Saving lives through the air -, South Georgia News, Weather, Sports

Saving lives through the air

May 12, 2003

Jacksonville, FL-- They save countless lives each year, working hundreds of feet in the air in a small, confined helicopter. The Baptist Life Flight Crew provides critical, immediate care to patients throughout South Georgia and North Florida. When you're in a life threatening situation, the crew's response time is twice as fast as that you'd receive on the ground. 

It's another day on the job and in the air for the Baptist Life Flight crew. Their mission is simple-- to provide rapid, critical transport. "We're just part of a big piece of the puzzle, and we all work to get the patients back to where they can be taken care of properly," says Chief Medic Charles Usery.

But before that can happen, it takes a lot of preparation. Much of their time is spent gearing up for the day's flights. "We check all the equipment, making sure we have everything we need on the aircraft."

Pilot Greg Horwath makes sure the day's weather will permit flights. "We have to have an 800 ft. ceiling and at least two miles visibility. Anything less and company won't allow it."

Then they anxiously await the call from headquarters. "From the time we get toned out from our headquarters, it would take right around five minutes to get off the ground," says Pilot Greg Horwath. The life flight crew consists of a pilot, paramedic, and nurse. Each of those has at least five years field experience and takes part in over 700 transports each year.

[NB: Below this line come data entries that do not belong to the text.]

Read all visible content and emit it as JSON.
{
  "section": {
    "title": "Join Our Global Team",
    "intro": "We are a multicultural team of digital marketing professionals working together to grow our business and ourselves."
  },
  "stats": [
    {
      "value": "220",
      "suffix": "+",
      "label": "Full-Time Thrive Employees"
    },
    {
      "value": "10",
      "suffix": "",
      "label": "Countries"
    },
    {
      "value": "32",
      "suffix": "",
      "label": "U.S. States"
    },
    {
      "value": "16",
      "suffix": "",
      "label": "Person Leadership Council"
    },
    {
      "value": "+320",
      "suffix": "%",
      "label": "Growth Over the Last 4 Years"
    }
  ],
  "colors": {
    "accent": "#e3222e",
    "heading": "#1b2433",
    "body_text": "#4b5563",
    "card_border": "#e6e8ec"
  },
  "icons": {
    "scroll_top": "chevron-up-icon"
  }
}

This time its a trip over the water to Jacksonville Beach. "Lifeflight 1 be advised the patient is a 42-year-old male with vascular compromise," says the radio dispatcher. "We assume every patient we carry is critical, and they're really like a puzzle. We're going through the process of solving that puzzle to help keep them alive," says Horwath.

Lifeflight 1 is approaching landing. Once the patient's loaded, its a constant struggle to keep him calm and comfortable. Chief Paramedic Charles Usery and Flight Nurse Peggy Saums agree teamwork is the key. "Back here my partner and I a lot of times don't even talk. He knows what I'm doing, I know what he's doing, and its a symphony of sorts."

And working in a small, confined space, flying 800 feet from the ground through sometimes strong winds and bumpy air pockets isn't always easy. "In the summer its very hot, and your adrenaline is pumping making it seem even warmer, and it can get very tense in here," said Flight Nurse Peggy Saum.

In just 11 minutes, the crew transports the patient 18 miles. On the ground, the trip would have taken more than half an hour. "At the speeds we travel, you have to do it much faster in order to have the care done before you get back to the hospital,"  says Pilot Fred McCoy.

The patient is wheeled to the E.R. and rushed into surgery. Another successful transport is complete. "Basically one of his major vessels that supplies blood to his lower extremities was blocked so lifeflight was called to provide rapid transport so he could go to the O. R. and get that blockage fixed so he doesn't lose his limbs."

Rescues like these make the crew's job worth the while. "It's really rewarding when six months later somebody comes up and says 'I remember you, you were the pilot when you came out to help us.'"

"They make a difference in my life in that I appreciate my life a lot more." One call from headquarters and this crew will be at your rescue within minutes, dedicated heroes giving you immediate, life-saving care.

Most Life Flight pilots are former military and have thousands of flight hours. The paramedics have at least five years experience. Flight nurses are also certified paramedics.

The crew is based in Jacksonville, Florida. It's Georgia territory runs from the Coast to as far west as Albany.